On attaching the chain to the seat post: The end of the chain can be attached to the seat post by several means. It can be tack welded, it can be attached via a pin drilled thru the seat post. If the seat post is swedged down, a rectangular piece of iron can be cut, attached to the chain, dropped down the post where it will wedge itself when the chain is pulled taunt when extracting the seat post.

When ready, just tighten the nut and the old post will be painlessly removed.

If my description is confusing, this is a photo of a similar contraption I used to extract the stuck seat post of my Harley. Only thing not shown for clarity is the outer puller tube, but you get the idea.

OH
 

Attachments

  • DSCN1596.JPG
    DSCN1596.JPG
    126.2 KB · Views: 154
I don't know Harley. I will give this a try someday if my big trusty pipe wrench and torch fails me. [as it did on a 52 Columbia] However, the scrapyard idea sounds ok too:rolleyes:
 
I hate lacing wheels.it is very time consuming and if you are not concentrating you will be doing it all over.I fixed the problem by finding someone to do it for me.

Ditto what Vince said, word for word, exactly.
 
"List your toughest task and how you fixed it"

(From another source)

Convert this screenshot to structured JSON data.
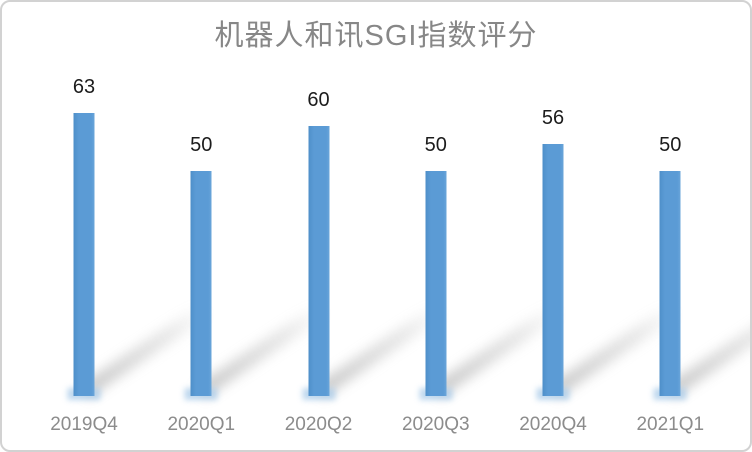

90% of the tech advice here and on the internet is theoretical. Meaning that 90% of people are passing around completely bogus information, something they read and misinterpreted or just something made up from their imaginations that might work. Real hands on experience is in very short supply. How to fix that? Be aware that just about everything you read is wrong, particularly from those with thousands of previous comments. They spend more time parked in chairs instead of really doing anything. Better to just figure it out yourself.
 
While sitting in the barber shop on Tuesday waiting for Floyd to give me a haircut I picked up a "home Carpentry Workshop" magazine. One part I was reading was so ridiculous I thought to myself who the heck can write this B.S. Having been a carpenter since 69 I do notice a lot of bad information in these how to do it rags. I also see lots of good stuff too. Things that I have tried and have worked." Gotta take things with a grain of salt" old dad would say.
I have found the information shared here on the CABE is excellent.
Many of us here on the CABE have other hobbies that share the same things in working on a bike.[painting, metal work, leather work etc.] Lots of us have retired from industry and just plain know helpful stuff that works.
I have found that the folks here on the CABE, are especially in love [it's fair to say] with this hobby. And with any passion one accumulates lots of knowledge and it is to our benefit that they share it. The information here is mostly spot on, by lots of dedicated good people.
90 % B. S. on the CABE? NO WAY!
The restoration thread is for posting positive ways for the problems we come across and helpful hints........ Period.